Michael Marrinan is Professor Emeritus at Stanford University, where he taught the history of 18th and 19th century art and architecture for 28 years. Prior to moving to California, he taught the same material from 1980 to 1989 at Columbia University in New York City. Michael wrote his PhD with Robert Rosenblum at the NYU Institute of Fine Arts on the painting of history in France during the reign of Louis-Philippe, which became Painting Politics for Louis-Philippe, his first book published in 1988 by Yale University Press.

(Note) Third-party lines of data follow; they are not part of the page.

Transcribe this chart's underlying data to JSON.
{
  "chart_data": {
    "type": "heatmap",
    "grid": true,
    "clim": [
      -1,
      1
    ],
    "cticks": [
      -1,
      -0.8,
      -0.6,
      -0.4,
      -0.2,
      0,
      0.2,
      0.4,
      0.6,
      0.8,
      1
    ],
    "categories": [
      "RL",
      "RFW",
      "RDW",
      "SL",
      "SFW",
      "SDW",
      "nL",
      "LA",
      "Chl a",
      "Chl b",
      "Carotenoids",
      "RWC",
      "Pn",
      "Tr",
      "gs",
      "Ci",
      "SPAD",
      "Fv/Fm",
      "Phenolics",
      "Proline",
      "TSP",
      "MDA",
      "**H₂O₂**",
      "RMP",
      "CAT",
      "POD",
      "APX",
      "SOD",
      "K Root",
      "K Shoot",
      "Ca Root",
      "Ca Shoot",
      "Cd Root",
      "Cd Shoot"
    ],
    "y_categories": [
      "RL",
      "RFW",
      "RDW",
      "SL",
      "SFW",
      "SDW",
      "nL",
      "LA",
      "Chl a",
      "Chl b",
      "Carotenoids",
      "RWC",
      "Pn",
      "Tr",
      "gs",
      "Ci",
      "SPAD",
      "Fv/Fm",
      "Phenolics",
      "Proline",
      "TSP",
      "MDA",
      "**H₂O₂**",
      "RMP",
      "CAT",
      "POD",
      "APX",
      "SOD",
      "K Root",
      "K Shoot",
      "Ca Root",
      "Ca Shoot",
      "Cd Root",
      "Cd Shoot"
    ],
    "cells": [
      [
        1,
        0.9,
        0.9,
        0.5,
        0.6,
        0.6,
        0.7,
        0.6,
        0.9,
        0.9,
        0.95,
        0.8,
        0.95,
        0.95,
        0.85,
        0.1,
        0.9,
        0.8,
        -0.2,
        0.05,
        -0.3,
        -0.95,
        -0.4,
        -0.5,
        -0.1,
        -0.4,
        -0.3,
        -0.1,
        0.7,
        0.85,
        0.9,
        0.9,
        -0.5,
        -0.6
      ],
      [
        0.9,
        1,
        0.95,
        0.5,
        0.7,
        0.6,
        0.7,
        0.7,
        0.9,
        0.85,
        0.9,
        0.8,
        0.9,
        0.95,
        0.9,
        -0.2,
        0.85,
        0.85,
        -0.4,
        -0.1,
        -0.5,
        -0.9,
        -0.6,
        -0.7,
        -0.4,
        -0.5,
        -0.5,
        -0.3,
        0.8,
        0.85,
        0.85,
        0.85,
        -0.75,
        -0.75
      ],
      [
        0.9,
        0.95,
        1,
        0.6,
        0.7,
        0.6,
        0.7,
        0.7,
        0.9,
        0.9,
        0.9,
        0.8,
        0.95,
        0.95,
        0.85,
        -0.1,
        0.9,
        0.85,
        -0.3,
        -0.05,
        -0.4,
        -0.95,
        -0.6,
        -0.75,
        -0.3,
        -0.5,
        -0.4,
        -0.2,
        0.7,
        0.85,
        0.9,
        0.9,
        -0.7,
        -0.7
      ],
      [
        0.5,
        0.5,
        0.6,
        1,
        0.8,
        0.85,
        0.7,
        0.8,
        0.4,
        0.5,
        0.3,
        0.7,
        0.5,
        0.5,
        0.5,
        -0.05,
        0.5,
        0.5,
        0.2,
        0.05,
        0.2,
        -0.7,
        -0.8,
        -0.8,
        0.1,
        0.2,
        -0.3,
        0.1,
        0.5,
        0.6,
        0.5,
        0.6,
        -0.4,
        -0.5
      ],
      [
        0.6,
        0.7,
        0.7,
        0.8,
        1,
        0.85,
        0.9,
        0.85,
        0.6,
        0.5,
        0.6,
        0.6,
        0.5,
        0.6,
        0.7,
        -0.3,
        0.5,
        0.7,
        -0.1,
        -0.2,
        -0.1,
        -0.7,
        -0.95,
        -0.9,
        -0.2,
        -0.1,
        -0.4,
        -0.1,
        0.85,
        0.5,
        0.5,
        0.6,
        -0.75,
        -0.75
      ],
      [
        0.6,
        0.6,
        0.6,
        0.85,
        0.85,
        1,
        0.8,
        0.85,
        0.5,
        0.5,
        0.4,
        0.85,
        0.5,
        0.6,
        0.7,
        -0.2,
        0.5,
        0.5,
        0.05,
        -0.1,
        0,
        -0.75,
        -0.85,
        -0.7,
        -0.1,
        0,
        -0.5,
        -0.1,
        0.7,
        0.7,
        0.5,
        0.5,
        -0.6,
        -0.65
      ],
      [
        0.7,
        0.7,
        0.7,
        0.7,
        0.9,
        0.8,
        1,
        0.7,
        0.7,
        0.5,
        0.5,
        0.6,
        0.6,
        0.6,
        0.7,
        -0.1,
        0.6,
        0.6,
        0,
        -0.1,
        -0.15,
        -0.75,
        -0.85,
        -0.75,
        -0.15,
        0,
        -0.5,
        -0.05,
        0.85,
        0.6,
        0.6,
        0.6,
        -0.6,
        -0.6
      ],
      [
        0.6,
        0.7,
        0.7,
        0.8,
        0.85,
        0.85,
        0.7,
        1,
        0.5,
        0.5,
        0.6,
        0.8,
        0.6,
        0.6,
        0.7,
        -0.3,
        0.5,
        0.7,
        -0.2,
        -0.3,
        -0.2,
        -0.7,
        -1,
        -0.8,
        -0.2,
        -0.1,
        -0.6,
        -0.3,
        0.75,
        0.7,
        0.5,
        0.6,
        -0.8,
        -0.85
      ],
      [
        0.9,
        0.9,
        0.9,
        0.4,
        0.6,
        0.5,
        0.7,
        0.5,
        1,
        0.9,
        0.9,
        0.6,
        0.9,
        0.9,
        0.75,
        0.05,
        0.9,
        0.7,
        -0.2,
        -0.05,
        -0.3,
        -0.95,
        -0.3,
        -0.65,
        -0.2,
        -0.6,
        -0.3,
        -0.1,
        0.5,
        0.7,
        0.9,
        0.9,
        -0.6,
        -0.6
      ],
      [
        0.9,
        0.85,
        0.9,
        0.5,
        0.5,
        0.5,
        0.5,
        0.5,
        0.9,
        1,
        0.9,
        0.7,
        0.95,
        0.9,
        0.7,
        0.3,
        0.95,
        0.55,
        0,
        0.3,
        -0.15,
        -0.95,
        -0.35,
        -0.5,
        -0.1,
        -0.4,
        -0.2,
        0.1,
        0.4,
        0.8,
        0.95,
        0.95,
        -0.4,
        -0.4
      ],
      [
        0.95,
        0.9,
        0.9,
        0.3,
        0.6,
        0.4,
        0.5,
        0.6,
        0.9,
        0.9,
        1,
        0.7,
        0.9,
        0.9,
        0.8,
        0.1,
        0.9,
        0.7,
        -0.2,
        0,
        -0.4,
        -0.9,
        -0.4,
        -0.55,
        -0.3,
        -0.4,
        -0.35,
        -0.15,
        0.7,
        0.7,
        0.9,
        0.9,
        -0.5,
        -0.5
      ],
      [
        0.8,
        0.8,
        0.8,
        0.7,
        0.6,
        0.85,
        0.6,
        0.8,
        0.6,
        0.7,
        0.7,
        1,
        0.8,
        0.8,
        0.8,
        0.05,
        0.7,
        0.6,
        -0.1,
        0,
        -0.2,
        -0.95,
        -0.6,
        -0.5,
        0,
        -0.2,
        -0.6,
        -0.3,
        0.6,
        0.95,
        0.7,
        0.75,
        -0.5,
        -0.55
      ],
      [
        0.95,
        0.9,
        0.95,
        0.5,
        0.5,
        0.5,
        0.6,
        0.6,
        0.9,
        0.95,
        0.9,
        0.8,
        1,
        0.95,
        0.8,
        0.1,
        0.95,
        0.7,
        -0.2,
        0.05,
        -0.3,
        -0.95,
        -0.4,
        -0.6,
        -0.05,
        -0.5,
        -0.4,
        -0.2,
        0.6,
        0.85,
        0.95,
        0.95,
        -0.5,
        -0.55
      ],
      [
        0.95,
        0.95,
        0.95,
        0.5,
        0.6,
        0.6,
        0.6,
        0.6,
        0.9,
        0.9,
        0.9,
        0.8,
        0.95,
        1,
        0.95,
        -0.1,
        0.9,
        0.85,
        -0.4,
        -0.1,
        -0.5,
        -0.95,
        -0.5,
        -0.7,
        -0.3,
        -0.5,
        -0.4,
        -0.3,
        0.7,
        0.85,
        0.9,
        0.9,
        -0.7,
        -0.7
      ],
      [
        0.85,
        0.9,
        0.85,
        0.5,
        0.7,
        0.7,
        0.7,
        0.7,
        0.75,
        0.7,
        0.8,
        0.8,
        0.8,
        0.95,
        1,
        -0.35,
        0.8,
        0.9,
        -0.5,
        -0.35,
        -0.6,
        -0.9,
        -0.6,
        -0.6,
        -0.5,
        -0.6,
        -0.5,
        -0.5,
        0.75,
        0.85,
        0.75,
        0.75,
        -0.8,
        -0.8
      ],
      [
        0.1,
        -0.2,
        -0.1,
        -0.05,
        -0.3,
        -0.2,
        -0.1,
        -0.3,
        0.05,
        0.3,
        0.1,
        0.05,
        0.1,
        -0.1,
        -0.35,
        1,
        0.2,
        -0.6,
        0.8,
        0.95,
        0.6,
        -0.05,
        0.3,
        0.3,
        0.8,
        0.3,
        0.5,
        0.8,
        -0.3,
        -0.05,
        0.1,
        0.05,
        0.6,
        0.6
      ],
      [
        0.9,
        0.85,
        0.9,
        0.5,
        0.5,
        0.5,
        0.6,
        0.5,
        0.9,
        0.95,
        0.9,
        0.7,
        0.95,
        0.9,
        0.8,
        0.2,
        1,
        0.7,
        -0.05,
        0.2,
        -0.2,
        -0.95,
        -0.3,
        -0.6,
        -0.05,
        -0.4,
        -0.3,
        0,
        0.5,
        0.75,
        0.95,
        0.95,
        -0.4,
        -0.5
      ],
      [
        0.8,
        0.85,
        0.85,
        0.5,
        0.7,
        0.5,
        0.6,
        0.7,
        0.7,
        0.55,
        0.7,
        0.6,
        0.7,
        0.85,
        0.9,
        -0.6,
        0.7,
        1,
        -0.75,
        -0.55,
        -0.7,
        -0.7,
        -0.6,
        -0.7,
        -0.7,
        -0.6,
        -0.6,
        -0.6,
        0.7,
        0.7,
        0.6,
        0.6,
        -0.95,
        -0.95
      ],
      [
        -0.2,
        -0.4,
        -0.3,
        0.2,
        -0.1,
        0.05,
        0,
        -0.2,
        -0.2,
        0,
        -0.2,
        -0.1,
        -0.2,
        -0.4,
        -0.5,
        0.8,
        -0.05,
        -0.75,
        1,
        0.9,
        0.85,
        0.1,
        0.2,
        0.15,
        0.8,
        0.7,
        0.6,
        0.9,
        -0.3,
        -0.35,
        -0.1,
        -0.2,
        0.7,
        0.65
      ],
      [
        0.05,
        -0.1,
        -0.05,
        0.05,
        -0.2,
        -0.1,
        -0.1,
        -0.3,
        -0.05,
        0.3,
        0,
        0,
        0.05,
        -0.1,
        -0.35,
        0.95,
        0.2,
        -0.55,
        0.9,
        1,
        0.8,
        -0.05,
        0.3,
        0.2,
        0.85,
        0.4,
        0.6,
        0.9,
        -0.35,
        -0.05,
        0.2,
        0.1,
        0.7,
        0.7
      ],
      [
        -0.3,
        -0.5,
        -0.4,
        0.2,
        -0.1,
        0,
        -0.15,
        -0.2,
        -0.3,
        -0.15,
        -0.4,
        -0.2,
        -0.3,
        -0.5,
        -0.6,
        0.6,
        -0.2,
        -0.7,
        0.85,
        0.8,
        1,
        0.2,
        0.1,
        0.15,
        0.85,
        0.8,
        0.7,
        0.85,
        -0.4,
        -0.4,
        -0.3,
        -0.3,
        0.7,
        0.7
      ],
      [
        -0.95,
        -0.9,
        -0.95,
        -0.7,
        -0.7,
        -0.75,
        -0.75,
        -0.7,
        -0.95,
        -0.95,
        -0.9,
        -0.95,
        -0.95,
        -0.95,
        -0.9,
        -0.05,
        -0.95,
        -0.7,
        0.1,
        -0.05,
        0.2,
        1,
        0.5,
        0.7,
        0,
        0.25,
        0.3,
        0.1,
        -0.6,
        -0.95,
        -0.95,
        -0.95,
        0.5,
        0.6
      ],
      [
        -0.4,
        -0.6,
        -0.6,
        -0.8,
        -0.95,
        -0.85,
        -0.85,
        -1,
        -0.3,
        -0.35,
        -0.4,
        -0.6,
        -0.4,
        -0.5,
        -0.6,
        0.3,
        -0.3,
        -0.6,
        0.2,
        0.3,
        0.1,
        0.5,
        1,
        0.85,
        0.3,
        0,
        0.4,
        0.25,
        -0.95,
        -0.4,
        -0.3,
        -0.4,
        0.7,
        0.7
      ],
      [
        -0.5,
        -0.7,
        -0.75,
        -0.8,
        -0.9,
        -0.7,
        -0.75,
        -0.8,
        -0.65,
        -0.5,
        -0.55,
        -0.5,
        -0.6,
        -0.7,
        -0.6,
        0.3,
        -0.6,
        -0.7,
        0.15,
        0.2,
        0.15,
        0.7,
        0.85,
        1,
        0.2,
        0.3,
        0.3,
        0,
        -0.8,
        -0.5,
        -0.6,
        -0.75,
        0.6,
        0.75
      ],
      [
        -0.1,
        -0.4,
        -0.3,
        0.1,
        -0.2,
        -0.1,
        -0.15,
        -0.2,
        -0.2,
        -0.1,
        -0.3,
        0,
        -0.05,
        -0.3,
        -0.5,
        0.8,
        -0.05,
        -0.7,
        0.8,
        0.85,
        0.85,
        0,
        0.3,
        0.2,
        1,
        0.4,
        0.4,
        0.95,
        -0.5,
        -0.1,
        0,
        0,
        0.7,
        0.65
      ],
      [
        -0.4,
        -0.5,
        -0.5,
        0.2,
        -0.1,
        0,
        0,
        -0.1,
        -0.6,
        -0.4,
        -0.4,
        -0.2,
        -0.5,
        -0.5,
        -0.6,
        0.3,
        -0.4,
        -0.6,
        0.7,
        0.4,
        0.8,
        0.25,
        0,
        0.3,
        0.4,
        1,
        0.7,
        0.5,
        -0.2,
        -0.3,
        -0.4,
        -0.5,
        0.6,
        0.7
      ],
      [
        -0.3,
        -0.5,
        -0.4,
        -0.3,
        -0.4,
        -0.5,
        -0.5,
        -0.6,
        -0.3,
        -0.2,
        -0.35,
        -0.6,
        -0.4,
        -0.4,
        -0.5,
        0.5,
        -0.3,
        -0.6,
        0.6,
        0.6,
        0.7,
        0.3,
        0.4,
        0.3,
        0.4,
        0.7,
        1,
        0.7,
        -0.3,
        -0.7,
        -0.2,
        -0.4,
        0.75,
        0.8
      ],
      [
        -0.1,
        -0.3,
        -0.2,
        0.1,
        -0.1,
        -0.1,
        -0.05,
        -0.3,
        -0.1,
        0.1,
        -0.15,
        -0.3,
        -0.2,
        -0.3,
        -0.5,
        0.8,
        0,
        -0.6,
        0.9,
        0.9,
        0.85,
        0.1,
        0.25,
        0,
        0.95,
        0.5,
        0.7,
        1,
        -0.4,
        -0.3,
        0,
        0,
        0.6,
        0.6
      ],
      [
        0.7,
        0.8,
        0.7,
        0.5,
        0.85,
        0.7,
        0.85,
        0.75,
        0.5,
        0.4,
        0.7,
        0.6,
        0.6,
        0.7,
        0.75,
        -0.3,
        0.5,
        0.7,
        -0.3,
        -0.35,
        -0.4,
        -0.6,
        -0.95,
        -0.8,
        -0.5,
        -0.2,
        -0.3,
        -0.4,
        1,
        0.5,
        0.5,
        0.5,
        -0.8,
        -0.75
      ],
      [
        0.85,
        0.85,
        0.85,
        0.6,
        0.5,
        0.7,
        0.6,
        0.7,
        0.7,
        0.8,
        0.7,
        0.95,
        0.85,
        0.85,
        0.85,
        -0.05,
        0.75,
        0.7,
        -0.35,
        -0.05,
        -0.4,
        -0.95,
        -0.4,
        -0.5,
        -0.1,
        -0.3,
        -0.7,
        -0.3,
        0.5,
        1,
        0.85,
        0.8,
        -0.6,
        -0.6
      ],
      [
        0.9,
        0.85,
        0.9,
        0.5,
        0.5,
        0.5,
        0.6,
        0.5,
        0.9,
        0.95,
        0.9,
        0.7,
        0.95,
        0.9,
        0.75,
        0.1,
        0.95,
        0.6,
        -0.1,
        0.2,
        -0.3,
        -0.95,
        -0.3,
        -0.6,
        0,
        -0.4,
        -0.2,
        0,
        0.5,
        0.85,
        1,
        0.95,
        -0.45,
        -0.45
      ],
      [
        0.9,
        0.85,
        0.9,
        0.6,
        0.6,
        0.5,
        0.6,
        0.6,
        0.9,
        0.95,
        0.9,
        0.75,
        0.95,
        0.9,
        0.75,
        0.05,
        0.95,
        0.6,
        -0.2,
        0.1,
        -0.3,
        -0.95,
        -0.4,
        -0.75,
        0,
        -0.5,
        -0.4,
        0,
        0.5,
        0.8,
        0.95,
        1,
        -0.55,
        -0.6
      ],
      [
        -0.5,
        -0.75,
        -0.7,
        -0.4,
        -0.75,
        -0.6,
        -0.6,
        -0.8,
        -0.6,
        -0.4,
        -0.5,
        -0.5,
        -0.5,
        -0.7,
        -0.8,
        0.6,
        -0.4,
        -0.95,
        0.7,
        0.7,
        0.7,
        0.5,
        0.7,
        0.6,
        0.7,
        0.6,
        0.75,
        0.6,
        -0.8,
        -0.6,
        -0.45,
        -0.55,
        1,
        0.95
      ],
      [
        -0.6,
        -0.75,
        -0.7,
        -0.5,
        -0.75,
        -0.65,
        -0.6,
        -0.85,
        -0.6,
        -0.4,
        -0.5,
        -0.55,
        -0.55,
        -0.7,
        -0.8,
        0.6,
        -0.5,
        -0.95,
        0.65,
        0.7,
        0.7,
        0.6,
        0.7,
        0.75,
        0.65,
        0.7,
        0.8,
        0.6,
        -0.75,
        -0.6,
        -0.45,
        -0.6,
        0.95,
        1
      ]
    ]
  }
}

In addition to numerous articles, his other published books include Romantic Paris: Histories of a Cultural Landscape, 1800-1850 (Stanford, 2009), Gustave Caillebotte: Painting the Paris of Naturalism (Getty Research Institute, 2016) and, coauthored with John Bender, The Culture of Diagram (Stanford, 2010). He has co-edited two volumes of essays: Mapping Benjamin, The Work of Art in the Digital Age (Stanford, 2003) and Regimes of Description: In the Archive of the Eighteenth Century (Stanford, 2005). Michael was awarded a John Simon Guggenheim Fellowship in 1989 and was a Senior Fellow at the Getty Research Institute in 2011. He is presently writing a monograph called Inventing Impressionism on the early years of Claude Monet (1865-1874).